AppArmor is an open source and powerful command-line software written in C, C++, Perl, UNIX shell and designed to provide an extra layer of security for your Linux operating system. As its name suggests, AppArmor is just like an armor for your Linux applications, offering you network application security through necessary access control for apps. It is designed to protect your system from various malware.
AppArmor is a command-line tool that has been designed from the offset to be easy to use and effective, while proactively protects your entire Linux-based operating system and open source applications from various threats. Many modern GNU/Linux distributions include the AppArmor software by default.
What options are available from the command-line?

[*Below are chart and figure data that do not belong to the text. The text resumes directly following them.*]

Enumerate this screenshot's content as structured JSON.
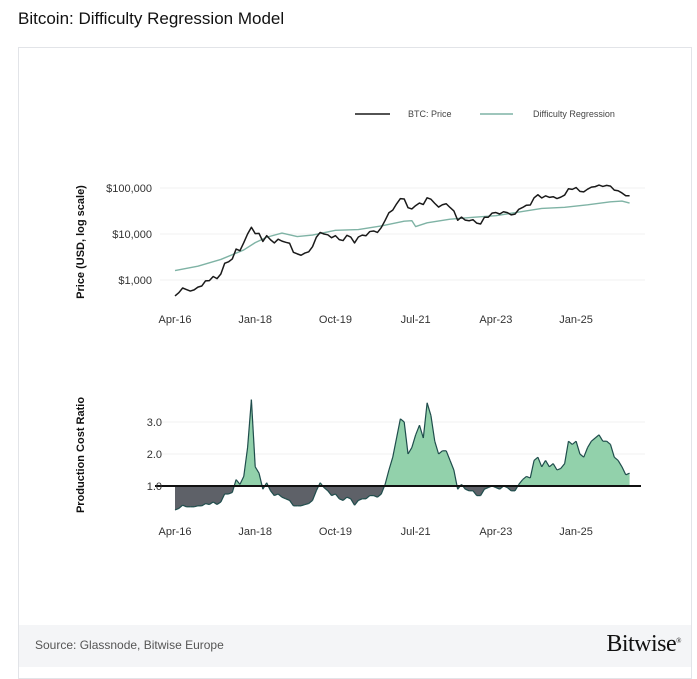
{
  "title": "Bitcoin: Difficulty Regression Model",
  "footer": {
    "source": "Source: Glassnode, Bitwise Europe",
    "logo": "Bitwise"
  },
  "colors": {
    "price": "#1a1a1a",
    "regression": "#7fb3a5",
    "above": "#92d1ab",
    "below": "#5e6168",
    "ratio_line": "#1f4d4c"
  },
  "chart_data": [
    {
      "type": "line",
      "ylabel": "Price (USD, log scale)",
      "yscale": "log",
      "ylim": [
        300,
        200000
      ],
      "yticks": [
        {
          "value": 100000,
          "label": "$100,000"
        },
        {
          "value": 10000,
          "label": "$10,000"
        },
        {
          "value": 1000,
          "label": "$1,000"
        }
      ],
      "xticks": [
        {
          "date": "2016-04",
          "label": "Apr-16"
        },
        {
          "date": "2018-01",
          "label": "Jan-18"
        },
        {
          "date": "2019-10",
          "label": "Oct-19"
        },
        {
          "date": "2021-07",
          "label": "Jul-21"
        },
        {
          "date": "2023-04",
          "label": "Apr-23"
        },
        {
          "date": "2025-01",
          "label": "Jan-25"
        }
      ],
      "grid": true,
      "legend_position": "top-right",
      "series": [
        {
          "name": "BTC: Price",
          "x": [
            "2016-04",
            "2016-05",
            "2016-06",
            "2016-07",
            "2016-08",
            "2016-09",
            "2016-10",
            "2016-11",
            "2016-12",
            "2017-01",
            "2017-02",
            "2017-03",
            "2017-04",
            "2017-05",
            "2017-06",
            "2017-07",
            "2017-08",
            "2017-09",
            "2017-10",
            "2017-11",
            "2017-12",
            "2018-01",
            "2018-02",
            "2018-03",
            "2018-04",
            "2018-05",
            "2018-06",
            "2018-07",
            "2018-08",
            "2018-09",
            "2018-10",
            "2018-11",
            "2018-12",
            "2019-01",
            "2019-02",
            "2019-03",
            "2019-04",
            "2019-05",
            "2019-06",
            "2019-07",
            "2019-08",
            "2019-09",
            "2019-10",
            "2019-11",
            "2019-12",
            "2020-01",
            "2020-02",
            "2020-03",
            "2020-04",
            "2020-05",
            "2020-06",
            "2020-07",
            "2020-08",
            "2020-09",
            "2020-10",
            "2020-11",
            "2020-12",
            "2021-01",
            "2021-02",
            "2021-03",
            "2021-04",
            "2021-05",
            "2021-06",
            "2021-07",
            "2021-08",
            "2021-09",
            "2021-10",
            "2021-11",
            "2021-12",
            "2022-01",
            "2022-02",
            "2022-03",
            "2022-04",
            "2022-05",
            "2022-06",
            "2022-07",
            "2022-08",
            "2022-09",
            "2022-10",
            "2022-11",
            "2022-12",
            "2023-01",
            "2023-02",
            "2023-03",
            "2023-04",
            "2023-05",
            "2023-06",
            "2023-07",
            "2023-08",
            "2023-09",
            "2023-10",
            "2023-11",
            "2023-12",
            "2024-01",
            "2024-02",
            "2024-03",
            "2024-04",
            "2024-05",
            "2024-06",
            "2024-07",
            "2024-08",
            "2024-09",
            "2024-10",
            "2024-11",
            "2024-12",
            "2025-01",
            "2025-02",
            "2025-03",
            "2025-04",
            "2025-05",
            "2025-06",
            "2025-07",
            "2025-08",
            "2025-09",
            "2025-10",
            "2025-11",
            "2025-12",
            "2026-01",
            "2026-02",
            "2026-03"
          ],
          "y": [
            450,
            530,
            670,
            620,
            575,
            610,
            700,
            740,
            960,
            970,
            1190,
            1070,
            1350,
            2300,
            2480,
            2870,
            4700,
            4340,
            6470,
            10000,
            14000,
            10200,
            10300,
            6900,
            9200,
            7500,
            6400,
            7700,
            7000,
            6600,
            6300,
            4000,
            3700,
            3450,
            3850,
            4100,
            5300,
            8500,
            10800,
            10000,
            9600,
            8300,
            9200,
            7550,
            7200,
            9350,
            8600,
            6400,
            8600,
            9450,
            9150,
            11300,
            11650,
            10800,
            13800,
            19700,
            29000,
            33100,
            45100,
            58800,
            57700,
            37300,
            35000,
            41500,
            47100,
            43800,
            61300,
            57000,
            46300,
            38500,
            43200,
            45500,
            37700,
            31800,
            19900,
            23300,
            20000,
            19400,
            20500,
            17200,
            16500,
            23100,
            23100,
            28500,
            29300,
            27200,
            30500,
            29200,
            26000,
            27000,
            34500,
            37700,
            42300,
            42600,
            61200,
            71300,
            60700,
            67500,
            62700,
            64600,
            59000,
            63300,
            70200,
            96400,
            93400,
            102400,
            84400,
            82500,
            94200,
            104600,
            107100,
            115700,
            108000,
            114000,
            110000,
            90000,
            87000,
            78000,
            68000,
            68000
          ]
        },
        {
          "name": "Difficulty Regression",
          "x": [
            "2016-04",
            "2016-10",
            "2017-04",
            "2017-10",
            "2018-01",
            "2018-04",
            "2018-08",
            "2018-12",
            "2019-04",
            "2019-10",
            "2020-04",
            "2020-10",
            "2021-04",
            "2021-06",
            "2021-07",
            "2021-10",
            "2022-04",
            "2022-10",
            "2023-04",
            "2023-10",
            "2024-04",
            "2024-10",
            "2025-04",
            "2025-10",
            "2026-01",
            "2026-03"
          ],
          "y": [
            1600,
            2000,
            2800,
            4500,
            6500,
            8500,
            10500,
            8800,
            9500,
            12000,
            12500,
            15000,
            19000,
            19500,
            14500,
            17500,
            21000,
            23000,
            25000,
            30000,
            36000,
            38000,
            43000,
            50000,
            52000,
            47000
          ]
        }
      ]
    },
    {
      "type": "area",
      "ylabel": "Production Cost Ratio",
      "ylim": [
        0,
        4
      ],
      "baseline": 1.0,
      "yticks": [
        {
          "value": 3,
          "label": "3.0"
        },
        {
          "value": 2,
          "label": "2.0"
        },
        {
          "value": 1,
          "label": "1.0"
        }
      ],
      "xticks": [
        {
          "date": "2016-04",
          "label": "Apr-16"
        },
        {
          "date": "2018-01",
          "label": "Jan-18"
        },
        {
          "date": "2019-10",
          "label": "Oct-19"
        },
        {
          "date": "2021-07",
          "label": "Jul-21"
        },
        {
          "date": "2023-04",
          "label": "Apr-23"
        },
        {
          "date": "2025-01",
          "label": "Jan-25"
        }
      ],
      "grid": true,
      "series": [
        {
          "y": [
            0.25,
            0.3,
            0.4,
            0.35,
            0.35,
            0.35,
            0.38,
            0.38,
            0.45,
            0.42,
            0.5,
            0.42,
            0.5,
            0.75,
            0.75,
            0.8,
            1.2,
            1.05,
            1.3,
            2.2,
            3.7,
            1.6,
            1.4,
            0.9,
            1.1,
            0.85,
            0.7,
            0.75,
            0.65,
            0.6,
            0.55,
            0.38,
            0.38,
            0.38,
            0.42,
            0.45,
            0.55,
            0.85,
            1.1,
            0.95,
            0.85,
            0.7,
            0.75,
            0.6,
            0.55,
            0.65,
            0.6,
            0.4,
            0.55,
            0.6,
            0.6,
            0.7,
            0.7,
            0.65,
            0.75,
            1.05,
            1.5,
            1.9,
            2.5,
            3.1,
            3.0,
            2.0,
            2.2,
            2.6,
            2.9,
            2.5,
            3.6,
            3.2,
            2.4,
            2.0,
            2.1,
            2.1,
            1.8,
            1.5,
            0.9,
            1.05,
            0.9,
            0.85,
            0.85,
            0.7,
            0.7,
            0.9,
            0.95,
            1.0,
            0.95,
            0.9,
            1.0,
            0.95,
            0.85,
            0.85,
            1.05,
            1.2,
            1.3,
            1.25,
            1.8,
            1.9,
            1.6,
            1.8,
            1.6,
            1.7,
            1.5,
            1.55,
            1.7,
            2.4,
            2.3,
            2.4,
            2.0,
            1.9,
            2.2,
            2.4,
            2.5,
            2.6,
            2.4,
            2.4,
            2.3,
            1.9,
            1.8,
            1.6,
            1.35,
            1.4
          ]
        }
      ]
    }
  ]
}
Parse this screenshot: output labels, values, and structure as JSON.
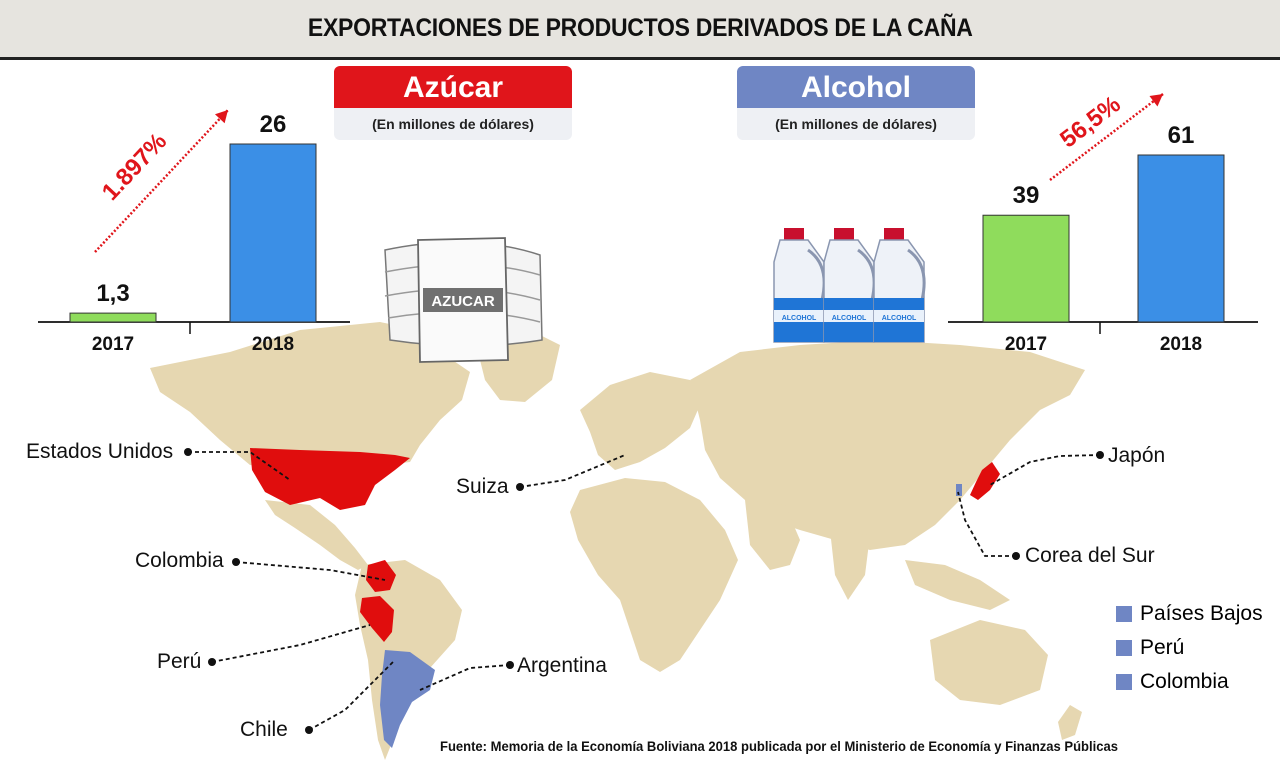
{
  "title": "EXPORTACIONES DE PRODUCTOS DERIVADOS DE LA CAÑA",
  "source": "Fuente: Memoria de la Economía Boliviana 2018 publicada por el Ministerio de Economía y Finanzas Públicas",
  "colors": {
    "sugar_header": "#e0151b",
    "alcohol_header": "#6f86c4",
    "bar_2017": "#8fdc5c",
    "bar_2018": "#3b8fe6",
    "growth_arrow": "#e0151b",
    "map_land": "#e6d7b1",
    "sugar_country": "#e00d0d",
    "alcohol_country": "#6f86c4"
  },
  "sugar_panel": {
    "header": "Azúcar",
    "subheader": "(En millones de dólares)"
  },
  "alcohol_panel": {
    "header": "Alcohol",
    "subheader": "(En millones de dólares)"
  },
  "sack_label": "AZUCAR",
  "bottle_label": "ALCOHOL",
  "chart_data": [
    {
      "type": "bar",
      "title": "Azúcar",
      "subtitle": "(En millones de dólares)",
      "categories": [
        "2017",
        "2018"
      ],
      "values": [
        1.3,
        26
      ],
      "value_labels": [
        "1,3",
        "26"
      ],
      "growth_label": "1.897%",
      "ylim": [
        0,
        26
      ]
    },
    {
      "type": "bar",
      "title": "Alcohol",
      "subtitle": "(En millones de dólares)",
      "categories": [
        "2017",
        "2018"
      ],
      "values": [
        39,
        61
      ],
      "value_labels": [
        "39",
        "61"
      ],
      "growth_label": "56,5%",
      "ylim": [
        0,
        61
      ]
    }
  ],
  "map": {
    "sugar_destinations": [
      "Estados Unidos",
      "Colombia",
      "Perú",
      "Chile",
      "Argentina",
      "Suiza",
      "Japón",
      "Corea del Sur"
    ],
    "legend": [
      {
        "label": "Países Bajos"
      },
      {
        "label": "Perú"
      },
      {
        "label": "Colombia"
      }
    ]
  }
}
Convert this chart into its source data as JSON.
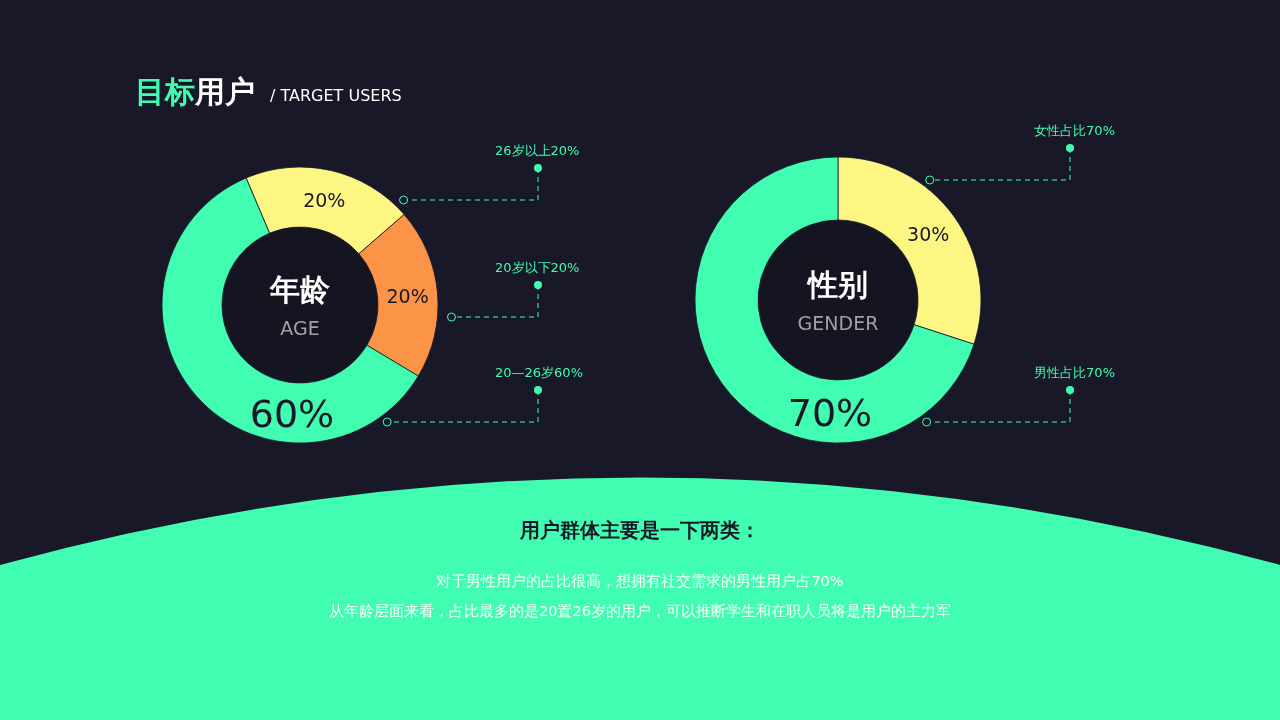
{
  "chart_data": [
    {
      "type": "other",
      "title": "目标用户",
      "subtitle": "/ TARGET USERS"
    },
    {
      "type": "donut",
      "title": "年龄",
      "subtitle": "AGE",
      "categories": [
        "26岁以上20%",
        "20岁以下20%",
        "20—26岁60%"
      ],
      "values": [
        20,
        20,
        60
      ],
      "value_labels": [
        "20%",
        "20%",
        "60%"
      ],
      "colors": [
        "#fdf683",
        "#fc9447",
        "#40fdb2"
      ]
    },
    {
      "type": "donut",
      "title": "性别",
      "subtitle": "GENDER",
      "categories": [
        "女性占比70%",
        "男性占比70%"
      ],
      "values": [
        30,
        70
      ],
      "value_labels": [
        "30%",
        "70%"
      ],
      "colors": [
        "#fdf683",
        "#40fdb2"
      ]
    },
    {
      "type": "other",
      "title": "用户群体主要是一下两类：",
      "annotations": [
        "对于男性用户的占比很高，想拥有社交需求的男性用户占70%",
        "从年龄层面来看，占比最多的是20置26岁的用户，可以推断学生和在职人员将是用户的主力军"
      ]
    }
  ]
}
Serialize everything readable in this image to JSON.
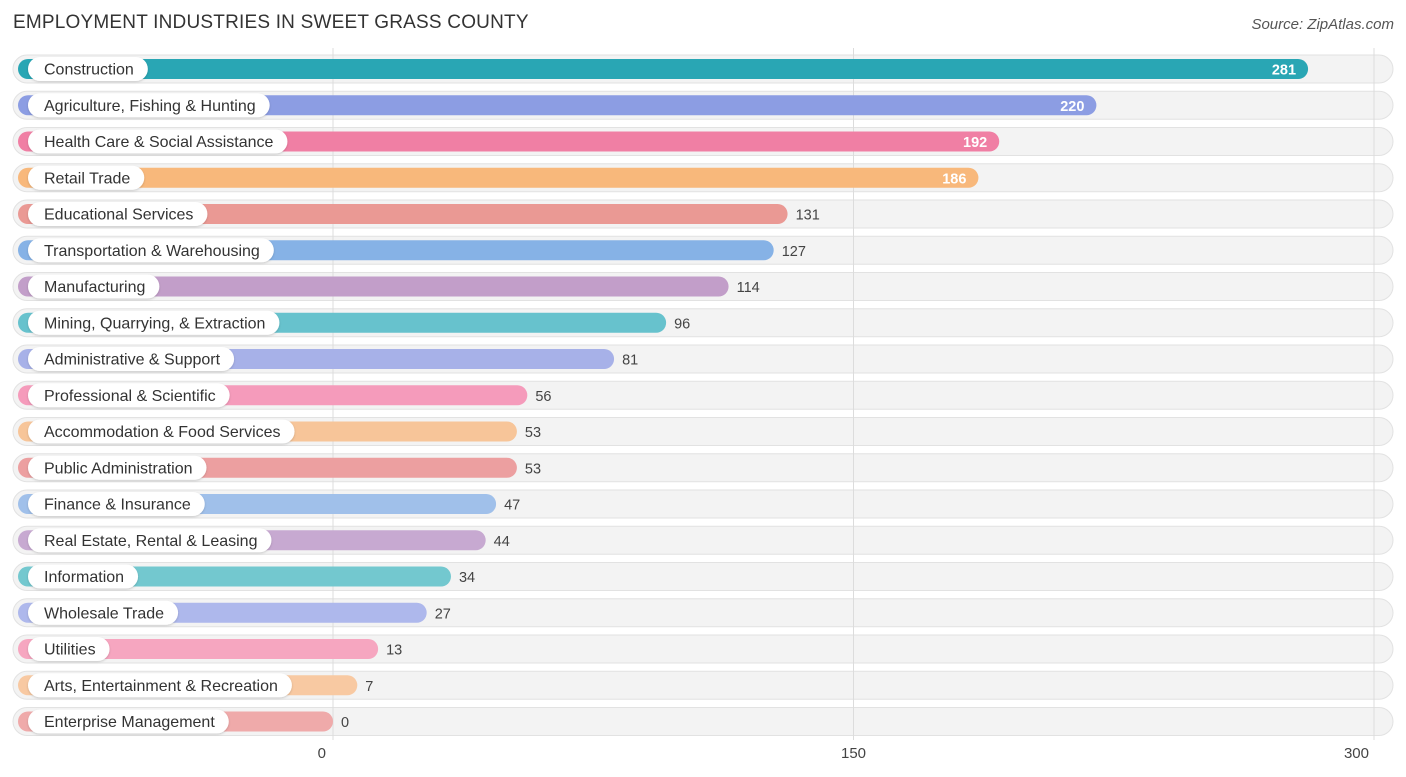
{
  "header": {
    "title": "EMPLOYMENT INDUSTRIES IN SWEET GRASS COUNTY",
    "source": "Source: ZipAtlas.com"
  },
  "chart_data": {
    "type": "bar",
    "orientation": "horizontal",
    "title": "EMPLOYMENT INDUSTRIES IN SWEET GRASS COUNTY",
    "xlim": [
      0,
      300
    ],
    "xticks": [
      0,
      150,
      300
    ],
    "xtick_labels": [
      "0",
      "150",
      "300"
    ],
    "grid": true,
    "categories": [
      "Construction",
      "Agriculture, Fishing & Hunting",
      "Health Care & Social Assistance",
      "Retail Trade",
      "Educational Services",
      "Transportation & Warehousing",
      "Manufacturing",
      "Mining, Quarrying, & Extraction",
      "Administrative & Support",
      "Professional & Scientific",
      "Accommodation & Food Services",
      "Public Administration",
      "Finance & Insurance",
      "Real Estate, Rental & Leasing",
      "Information",
      "Wholesale Trade",
      "Utilities",
      "Arts, Entertainment & Recreation",
      "Enterprise Management"
    ],
    "values": [
      281,
      220,
      192,
      186,
      131,
      127,
      114,
      96,
      81,
      56,
      53,
      53,
      47,
      44,
      34,
      27,
      13,
      7,
      0
    ],
    "value_labels": [
      "281",
      "220",
      "192",
      "186",
      "131",
      "127",
      "114",
      "96",
      "81",
      "56",
      "53",
      "53",
      "47",
      "44",
      "34",
      "27",
      "13",
      "7",
      "0"
    ],
    "colors": [
      "#29a6b4",
      "#8c9de3",
      "#f07fa4",
      "#f8b87b",
      "#ea9994",
      "#86b2e6",
      "#c29ec9",
      "#67c2cd",
      "#a7b1e8",
      "#f59bbb",
      "#f7c599",
      "#ec9fa0",
      "#a0c0ea",
      "#c7a9d1",
      "#73c8cf",
      "#aeb8ec",
      "#f6a6c0",
      "#f8c9a2",
      "#efaaaa"
    ]
  }
}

The ‘apparmor’ command includes a wide range of options, such as the ability to add, replace or remove AppArmor definitions, force the profile into complain mode, set the input as pre-compiled profile, dump compiled profiles and names of profiles to stdout or in input, write output to a specific file, set the base directory and cwd, as well as to set the location of the AppArmor filesystem.
Additionally, it provides support for mapping profiles’ read permissions to mr, report cache miss and hit details, save cached profiles, set the location of the profile cache, display profile names as they are loaded, debug AppArmor definitions, control DFA optimizations, set Namespace for a certain profile, run in quiet mode without outputting warnings, dump internal information for debugging and AppArmor pre-processed profiles.
Is AppArmor compatible with my Linux box?
AppArmor is currently included in the Arch Linux, Annvix, Debian GNU/Linux, Ubuntu, openSUSE, Pardus Linux, Gentoo, PLD and Mandriva operating systems. It supports both 32-bit and 64-bit hardware platforms, and it will most probably run on many other distributions of Linux based on the aforementioned OSes.